Mais um condômino antissocial é punido pela Justiça

Mais um condômino antissocial é punido pela Justiça

Por Cecília Lima

 

Na edição de junho publicamos uma matéria de capa sobre a punição de um condômino antissocial que estava aterrorizando seus vizinhos. O caso aconteceu no Estado de São Paulo. A notícia agora, chega através de uma decisão do tribunal do Distrito Federal.

 

Conflitos por vagas de garagem, barulho excessivo e em horários proibidos, comportamentos impróprios em áreas comuns, convivência agressiva com vizinhos, desobediência à lei antifumo entre outras normas regimentais… Todas essas são queixas que não raramente estão presentes em condomínios residenciais. Com algum nível de paciência e diplomacia – pautando-se também no rigor da Convenção – a maioria dos entraves conseguem ser resolvidos.

 

Contudo, o que fazer quando todas essas condutas disruptivas partem de uma mesma pessoa? Isto é, quando temos um mesmo condômino causador de múltiplos problemas. A legislação compreende a figura deste indivíduo como “condômino antissocial” e prevê penalidades. O Código Civil em seu artigo 1.337, estipula que aquele que não cumpre reiteradamente com os seus deveres perante o condomínio poderá, por deliberação de três quartos dos condôminos restantes, ser constrangido a pagar multa correspondente até ao quíntuplo do valor atribuído à contribuição para as despesas condominiais, conforme a gravidade das faltas e a reiteração, independentemente das perdas e danos que se apurem.

 

Comportamento – Exemplo disso, recentemente, decisão do Tribunal de Justiça do Distrito Federal e Territórios abordou a questão. A juíza substituta da 3ª Vara Cível de Águas Claras confirmou decisão liminar que determinou que morador de condomínio se abstenha de praticar qualquer conduta contrária às normas de convivência entre os condôminos, conforme o Regimento Interno do condomínio em que vive. De acordo com os autos, o réu é acusado de ouvir e produzir sons em níveis muito altos, capazes de perturbar o sossego alheio além de outras situações.

 

O condomínio autor da ação afirma que o morador já foi notificado e multado diversas vezes por condutas antissociais e perturbar a paz entre os vizinhos do edifício.
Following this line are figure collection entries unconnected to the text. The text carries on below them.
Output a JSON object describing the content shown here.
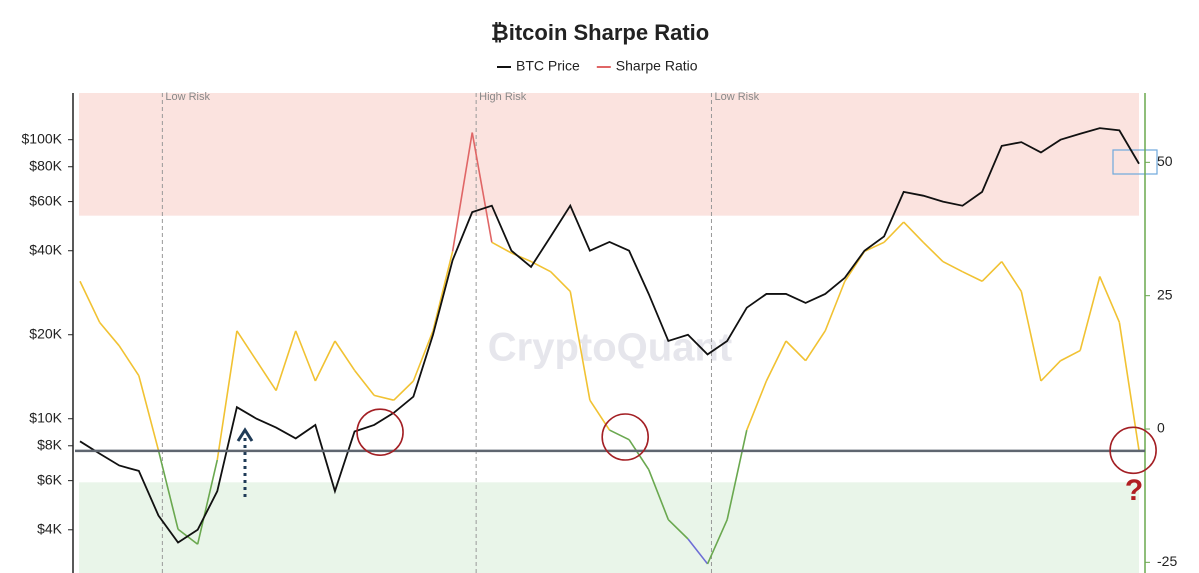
{
  "chart_data": {
    "type": "line",
    "title": "₿itcoin Sharpe Ratio",
    "watermark": "CryptoQuant",
    "log_scale_y": true,
    "ylim": [
      2800,
      147000
    ],
    "yticks": [
      {
        "value": 4000,
        "label": "$4K"
      },
      {
        "value": 6000,
        "label": "$6K"
      },
      {
        "value": 8000,
        "label": "$8K"
      },
      {
        "value": 10000,
        "label": "$10K"
      },
      {
        "value": 20000,
        "label": "$20K"
      },
      {
        "value": 40000,
        "label": "$40K"
      },
      {
        "value": 60000,
        "label": "$60K"
      },
      {
        "value": 80000,
        "label": "$80K"
      },
      {
        "value": 100000,
        "label": "$100K"
      }
    ],
    "y2lim": [
      -27,
      63
    ],
    "y2ticks": [
      -25,
      0,
      25,
      50
    ],
    "zones": [
      {
        "from": 40,
        "to": 63,
        "color": "#fbe3df"
      },
      {
        "from": -27,
        "to": -10,
        "color": "#e9f5e9"
      }
    ],
    "vertical_lines": [
      {
        "x": 4.2,
        "label": "Low Risk"
      },
      {
        "x": 20.2,
        "label": "High Risk"
      },
      {
        "x": 32.2,
        "label": "Low Risk"
      }
    ],
    "reference_line": {
      "axis": "y2",
      "value": -4.1,
      "color": "#5f6670"
    },
    "circles": [
      {
        "x": 15.3,
        "y2": -0.6
      },
      {
        "x": 27.8,
        "y2": -1.5
      },
      {
        "x": 53.7,
        "y2": -4
      }
    ],
    "question_mark": "?",
    "series": [
      {
        "name": "BTC Price",
        "color": "#111111",
        "axis": "y",
        "values": [
          8300,
          7500,
          6800,
          6500,
          4500,
          3600,
          4000,
          5500,
          11000,
          10000,
          9300,
          8500,
          9500,
          5500,
          9000,
          9500,
          10500,
          12000,
          20000,
          37000,
          55000,
          58000,
          40000,
          35000,
          45000,
          58000,
          40000,
          43000,
          40000,
          28000,
          19000,
          20000,
          17000,
          19000,
          25000,
          28000,
          28000,
          26000,
          28000,
          32000,
          40000,
          45000,
          65000,
          63000,
          60000,
          58000,
          65000,
          95000,
          98000,
          90000,
          100000,
          105000,
          110000,
          108000,
          82000
        ]
      },
      {
        "name": "Sharpe Ratio",
        "color": "#e06666",
        "axis": "y2",
        "color_thresholds": [
          {
            "above": 40,
            "color": "#e06666"
          },
          {
            "above": 0,
            "color": "#f1c232"
          },
          {
            "above": -22,
            "color": "#6aa84f"
          },
          {
            "above": -27,
            "color": "#6d6dd6"
          }
        ],
        "values": [
          27.7,
          20,
          15.6,
          10,
          -4,
          -18.8,
          -21.6,
          -5.8,
          18.4,
          12.8,
          7.2,
          18.4,
          9,
          16.5,
          11,
          6.3,
          5.4,
          9,
          18.4,
          33.3,
          55.6,
          35,
          33,
          31.4,
          29.5,
          25.8,
          5.4,
          -0.2,
          -2,
          -7.6,
          -17,
          -20.6,
          -25.3,
          -17,
          -0.2,
          9,
          16.5,
          12.8,
          18.4,
          27.7,
          33.3,
          35,
          38.8,
          35,
          31.4,
          29.5,
          27.7,
          31.4,
          25.8,
          9,
          12.8,
          14.7,
          28.6,
          20,
          -4
        ]
      }
    ]
  }
}
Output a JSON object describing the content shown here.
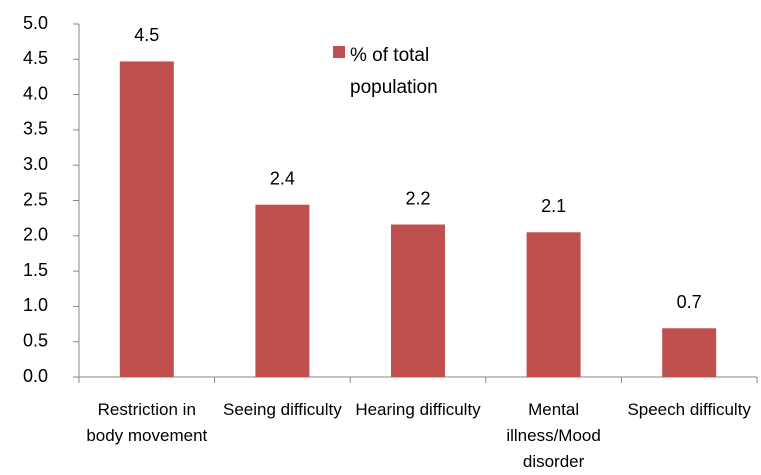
{
  "chart_data": {
    "type": "bar",
    "categories": [
      "Restriction in body movement",
      "Seeing difficulty",
      "Hearing difficulty",
      "Mental illness/Mood disorder",
      "Speech difficulty"
    ],
    "series": [
      {
        "name": "% of total population",
        "color": "#c0504d",
        "values": [
          4.47,
          2.44,
          2.16,
          2.05,
          0.69
        ],
        "value_labels": [
          "4.5",
          "2.4",
          "2.2",
          "2.1",
          "0.7"
        ]
      }
    ],
    "ylim": [
      0,
      5
    ],
    "yticks": [
      {
        "value": 0,
        "label": "0.0"
      },
      {
        "value": 0.5,
        "label": "0.5"
      },
      {
        "value": 1,
        "label": "1.0"
      },
      {
        "value": 1.5,
        "label": "1.5"
      },
      {
        "value": 2,
        "label": "2.0"
      },
      {
        "value": 2.5,
        "label": "2.5"
      },
      {
        "value": 3,
        "label": "3.0"
      },
      {
        "value": 3.5,
        "label": "3.5"
      },
      {
        "value": 4,
        "label": "4.0"
      },
      {
        "value": 4.5,
        "label": "4.5"
      },
      {
        "value": 5,
        "label": "5.0"
      }
    ],
    "grid": false,
    "legend": "top-right"
  }
}
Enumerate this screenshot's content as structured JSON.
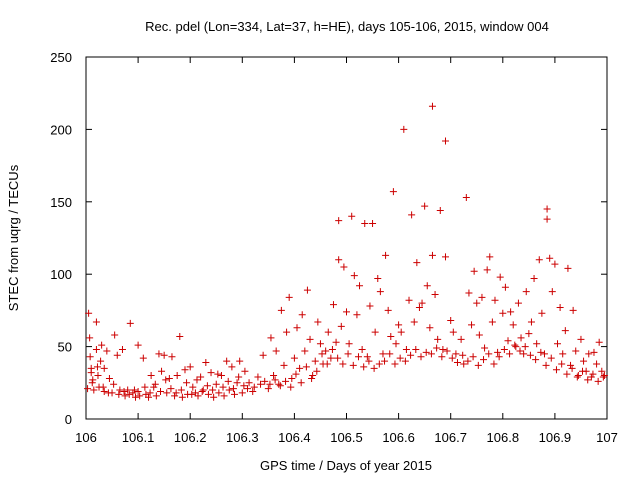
{
  "chart_data": {
    "type": "scatter",
    "title": "Rec. pdel (Lon=334, Lat=37, h=HE), days 105-106, 2015, window 004",
    "xlabel": "GPS time / Days of year 2015",
    "ylabel": "STEC from uqrg / TECUs",
    "xlim": [
      106,
      107
    ],
    "ylim": [
      0,
      250
    ],
    "x_ticks": [
      "106",
      "106.1",
      "106.2",
      "106.3",
      "106.4",
      "106.5",
      "106.6",
      "106.7",
      "106.8",
      "106.9",
      "107"
    ],
    "y_ticks": [
      "0",
      "50",
      "100",
      "150",
      "200",
      "250"
    ],
    "grid": false,
    "marker": "+",
    "color": "#cc0000",
    "points": [
      [
        106.005,
        73
      ],
      [
        106.007,
        56
      ],
      [
        106.008,
        43
      ],
      [
        106.01,
        35
      ],
      [
        106.01,
        32
      ],
      [
        106.012,
        25
      ],
      [
        106.015,
        20
      ],
      [
        106.02,
        67
      ],
      [
        106.02,
        48
      ],
      [
        106.022,
        36
      ],
      [
        106.025,
        22
      ],
      [
        106.028,
        40
      ],
      [
        106.03,
        51
      ],
      [
        106.035,
        35
      ],
      [
        106.035,
        19
      ],
      [
        106.04,
        47
      ],
      [
        106.045,
        28
      ],
      [
        106.05,
        18
      ],
      [
        106.055,
        58
      ],
      [
        106.06,
        44
      ],
      [
        106.065,
        20
      ],
      [
        106.07,
        48
      ],
      [
        106.075,
        16
      ],
      [
        106.08,
        20
      ],
      [
        106.085,
        66
      ],
      [
        106.09,
        18
      ],
      [
        106.095,
        15
      ],
      [
        106.1,
        51
      ],
      [
        106.1,
        19
      ],
      [
        106.11,
        42
      ],
      [
        106.115,
        17
      ],
      [
        106.12,
        15
      ],
      [
        106.125,
        30
      ],
      [
        106.13,
        22
      ],
      [
        106.135,
        16
      ],
      [
        106.14,
        45
      ],
      [
        106.145,
        33
      ],
      [
        106.15,
        44
      ],
      [
        106.155,
        18
      ],
      [
        106.16,
        28
      ],
      [
        106.165,
        43
      ],
      [
        106.17,
        16
      ],
      [
        106.175,
        30
      ],
      [
        106.18,
        57
      ],
      [
        106.185,
        15
      ],
      [
        106.19,
        34
      ],
      [
        106.195,
        17
      ],
      [
        106.2,
        36
      ],
      [
        106.205,
        22
      ],
      [
        106.21,
        18
      ],
      [
        106.215,
        16
      ],
      [
        106.22,
        29
      ],
      [
        106.225,
        20
      ],
      [
        106.23,
        39
      ],
      [
        106.235,
        17
      ],
      [
        106.24,
        32
      ],
      [
        106.245,
        15
      ],
      [
        106.25,
        24
      ],
      [
        106.255,
        18
      ],
      [
        106.26,
        30
      ],
      [
        106.265,
        16
      ],
      [
        106.27,
        40
      ],
      [
        106.275,
        20
      ],
      [
        106.28,
        36
      ],
      [
        106.285,
        17
      ],
      [
        106.29,
        25
      ],
      [
        106.295,
        40
      ],
      [
        106.3,
        18
      ],
      [
        106.305,
        33
      ],
      [
        106.31,
        21
      ],
      [
        106.32,
        19
      ],
      [
        106.33,
        29
      ],
      [
        106.335,
        24
      ],
      [
        106.34,
        44
      ],
      [
        106.35,
        21
      ],
      [
        106.355,
        56
      ],
      [
        106.36,
        30
      ],
      [
        106.365,
        47
      ],
      [
        106.37,
        24
      ],
      [
        106.375,
        75
      ],
      [
        106.38,
        37
      ],
      [
        106.385,
        60
      ],
      [
        106.39,
        84
      ],
      [
        106.395,
        28
      ],
      [
        106.4,
        42
      ],
      [
        106.405,
        63
      ],
      [
        106.41,
        35
      ],
      [
        106.415,
        72
      ],
      [
        106.42,
        47
      ],
      [
        106.425,
        89
      ],
      [
        106.43,
        55
      ],
      [
        106.435,
        30
      ],
      [
        106.44,
        40
      ],
      [
        106.445,
        67
      ],
      [
        106.45,
        52
      ],
      [
        106.455,
        38
      ],
      [
        106.46,
        47
      ],
      [
        106.465,
        60
      ],
      [
        106.47,
        42
      ],
      [
        106.475,
        79
      ],
      [
        106.48,
        53
      ],
      [
        106.485,
        137
      ],
      [
        106.485,
        110
      ],
      [
        106.49,
        64
      ],
      [
        106.495,
        105
      ],
      [
        106.5,
        74
      ],
      [
        106.505,
        52
      ],
      [
        106.51,
        140
      ],
      [
        106.515,
        99
      ],
      [
        106.52,
        72
      ],
      [
        106.525,
        92
      ],
      [
        106.53,
        48
      ],
      [
        106.535,
        135
      ],
      [
        106.54,
        43
      ],
      [
        106.545,
        78
      ],
      [
        106.55,
        135
      ],
      [
        106.555,
        60
      ],
      [
        106.56,
        97
      ],
      [
        106.565,
        88
      ],
      [
        106.57,
        45
      ],
      [
        106.575,
        113
      ],
      [
        106.58,
        75
      ],
      [
        106.585,
        57
      ],
      [
        106.59,
        157
      ],
      [
        106.595,
        52
      ],
      [
        106.6,
        65
      ],
      [
        106.605,
        60
      ],
      [
        106.61,
        200
      ],
      [
        106.615,
        48
      ],
      [
        106.62,
        82
      ],
      [
        106.625,
        141
      ],
      [
        106.63,
        67
      ],
      [
        106.635,
        108
      ],
      [
        106.64,
        77
      ],
      [
        106.645,
        80
      ],
      [
        106.65,
        147
      ],
      [
        106.655,
        92
      ],
      [
        106.66,
        63
      ],
      [
        106.665,
        216
      ],
      [
        106.665,
        113
      ],
      [
        106.67,
        86
      ],
      [
        106.675,
        55
      ],
      [
        106.68,
        144
      ],
      [
        106.685,
        48
      ],
      [
        106.69,
        192
      ],
      [
        106.69,
        112
      ],
      [
        106.7,
        68
      ],
      [
        106.705,
        60
      ],
      [
        106.71,
        45
      ],
      [
        106.72,
        55
      ],
      [
        106.725,
        38
      ],
      [
        106.73,
        153
      ],
      [
        106.735,
        87
      ],
      [
        106.74,
        65
      ],
      [
        106.745,
        102
      ],
      [
        106.75,
        80
      ],
      [
        106.755,
        58
      ],
      [
        106.76,
        84
      ],
      [
        106.765,
        49
      ],
      [
        106.77,
        103
      ],
      [
        106.775,
        112
      ],
      [
        106.78,
        67
      ],
      [
        106.785,
        82
      ],
      [
        106.79,
        46
      ],
      [
        106.795,
        98
      ],
      [
        106.8,
        73
      ],
      [
        106.805,
        91
      ],
      [
        106.81,
        54
      ],
      [
        106.815,
        74
      ],
      [
        106.82,
        65
      ],
      [
        106.825,
        50
      ],
      [
        106.83,
        80
      ],
      [
        106.835,
        56
      ],
      [
        106.84,
        45
      ],
      [
        106.845,
        88
      ],
      [
        106.85,
        59
      ],
      [
        106.855,
        67
      ],
      [
        106.86,
        97
      ],
      [
        106.865,
        52
      ],
      [
        106.87,
        110
      ],
      [
        106.875,
        73
      ],
      [
        106.88,
        45
      ],
      [
        106.885,
        145
      ],
      [
        106.885,
        138
      ],
      [
        106.89,
        111
      ],
      [
        106.895,
        88
      ],
      [
        106.9,
        107
      ],
      [
        106.905,
        52
      ],
      [
        106.91,
        77
      ],
      [
        106.915,
        45
      ],
      [
        106.92,
        61
      ],
      [
        106.925,
        104
      ],
      [
        106.93,
        37
      ],
      [
        106.935,
        75
      ],
      [
        106.94,
        47
      ],
      [
        106.945,
        30
      ],
      [
        106.95,
        55
      ],
      [
        106.955,
        40
      ],
      [
        106.96,
        33
      ],
      [
        106.965,
        45
      ],
      [
        106.97,
        29
      ],
      [
        106.975,
        46
      ],
      [
        106.98,
        38
      ],
      [
        106.985,
        53
      ],
      [
        106.99,
        33
      ],
      [
        106.995,
        30
      ],
      [
        106.003,
        21
      ],
      [
        106.013,
        27
      ],
      [
        106.023,
        30
      ],
      [
        106.033,
        22
      ],
      [
        106.043,
        18
      ],
      [
        106.053,
        24
      ],
      [
        106.063,
        17
      ],
      [
        106.073,
        19
      ],
      [
        106.083,
        17
      ],
      [
        106.093,
        20
      ],
      [
        106.103,
        16
      ],
      [
        106.113,
        22
      ],
      [
        106.123,
        18
      ],
      [
        106.133,
        24
      ],
      [
        106.143,
        19
      ],
      [
        106.153,
        27
      ],
      [
        106.163,
        21
      ],
      [
        106.173,
        18
      ],
      [
        106.183,
        20
      ],
      [
        106.193,
        25
      ],
      [
        106.203,
        17
      ],
      [
        106.213,
        27
      ],
      [
        106.223,
        19
      ],
      [
        106.233,
        23
      ],
      [
        106.243,
        20
      ],
      [
        106.253,
        31
      ],
      [
        106.263,
        22
      ],
      [
        106.273,
        26
      ],
      [
        106.283,
        21
      ],
      [
        106.293,
        29
      ],
      [
        106.303,
        23
      ],
      [
        106.313,
        25
      ],
      [
        106.323,
        22
      ],
      [
        106.343,
        26
      ],
      [
        106.353,
        24
      ],
      [
        106.363,
        27
      ],
      [
        106.373,
        23
      ],
      [
        106.383,
        26
      ],
      [
        106.393,
        22
      ],
      [
        106.403,
        31
      ],
      [
        106.413,
        25
      ],
      [
        106.423,
        36
      ],
      [
        106.433,
        28
      ],
      [
        106.443,
        33
      ],
      [
        106.453,
        45
      ],
      [
        106.463,
        38
      ],
      [
        106.473,
        48
      ],
      [
        106.483,
        42
      ],
      [
        106.493,
        38
      ],
      [
        106.503,
        45
      ],
      [
        106.513,
        37
      ],
      [
        106.523,
        43
      ],
      [
        106.533,
        36
      ],
      [
        106.543,
        40
      ],
      [
        106.553,
        35
      ],
      [
        106.563,
        38
      ],
      [
        106.573,
        40
      ],
      [
        106.583,
        45
      ],
      [
        106.593,
        38
      ],
      [
        106.603,
        42
      ],
      [
        106.613,
        40
      ],
      [
        106.623,
        44
      ],
      [
        106.633,
        48
      ],
      [
        106.643,
        43
      ],
      [
        106.653,
        46
      ],
      [
        106.663,
        45
      ],
      [
        106.673,
        49
      ],
      [
        106.683,
        43
      ],
      [
        106.693,
        47
      ],
      [
        106.703,
        42
      ],
      [
        106.713,
        39
      ],
      [
        106.723,
        44
      ],
      [
        106.733,
        40
      ],
      [
        106.743,
        43
      ],
      [
        106.753,
        37
      ],
      [
        106.763,
        41
      ],
      [
        106.773,
        45
      ],
      [
        106.783,
        38
      ],
      [
        106.793,
        43
      ],
      [
        106.803,
        48
      ],
      [
        106.813,
        45
      ],
      [
        106.823,
        51
      ],
      [
        106.833,
        47
      ],
      [
        106.843,
        50
      ],
      [
        106.853,
        44
      ],
      [
        106.863,
        41
      ],
      [
        106.873,
        46
      ],
      [
        106.883,
        37
      ],
      [
        106.893,
        42
      ],
      [
        106.903,
        34
      ],
      [
        106.913,
        38
      ],
      [
        106.923,
        31
      ],
      [
        106.933,
        35
      ],
      [
        106.943,
        29
      ],
      [
        106.953,
        33
      ],
      [
        106.963,
        27
      ],
      [
        106.973,
        31
      ],
      [
        106.983,
        26
      ],
      [
        106.993,
        29
      ]
    ]
  }
}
Além dos sons ou ruídos em volume acima do permitido, ele é acusado de fumar nas áreas comuns e praticar atos obscenos com uma mulher dentro do elevador. Diante das inúmeras tentativas frustradas de resolver a situação, o complexo habitacional requereu ao Judiciário que o condômino fosse compelido a cumprir os deveres e proibições estipulados pelo regimento do local, sob pena de multa no valor de dez vezes a taxa condominial.

 

Em sua defesa, o réu alega que sempre honrou com seus compromissos, bem como buscou respeitar e tratar com cordialidade todos os vizinhos. Sustenta que as multas foram aplicadas em desacordo com as normas do condomínio. Relata que o excesso ocorrido no elevador foi praticado por um primo seu que visitava o imóvel. Assim, requer a nulidade das multas e demais penalidades aplicadas pelo autor.

 

Provas – De acordo com a decisão, foram juntadas aos autos três notificações de advertência, sete notificações de multa, duas comunicações de ocorrência policial de moradores referentes à perturbação do sossego alheio e seis reclamações de moradores no livro do condomínio, todas atribuídas ao réu. Diante disso, a magistrada concluiu que restou devidamente comprovado que o morador, de forma reiterada, infringe as normas condominiais e pratica condutas antissociais que tiram a paz e o sossego dos demais residentes do prédio.

 

“A recalcitrância e a falta de bom senso do réu em se adequar às normas de convivência do condomínio onde vive resta caracterizada pela farta documentação juntada aos autos pelo autor, que tem adotado todas as medidas ao seu alcance, sem, contudo, obter êxito em refrear as condutas irregulares do réu”, registrou a magistrada. Sendo assim, a julgadora destacou que, conforme previsão do Código Civil, é possível a majoração de multa pecuniária para o condômino que reiteradamente deixa de cumprir com seus deveres perante o condomínio. Caso descumpra a ordem judicial, o morador deverá pagar multa de R$ 2.500 por cada ato praticado.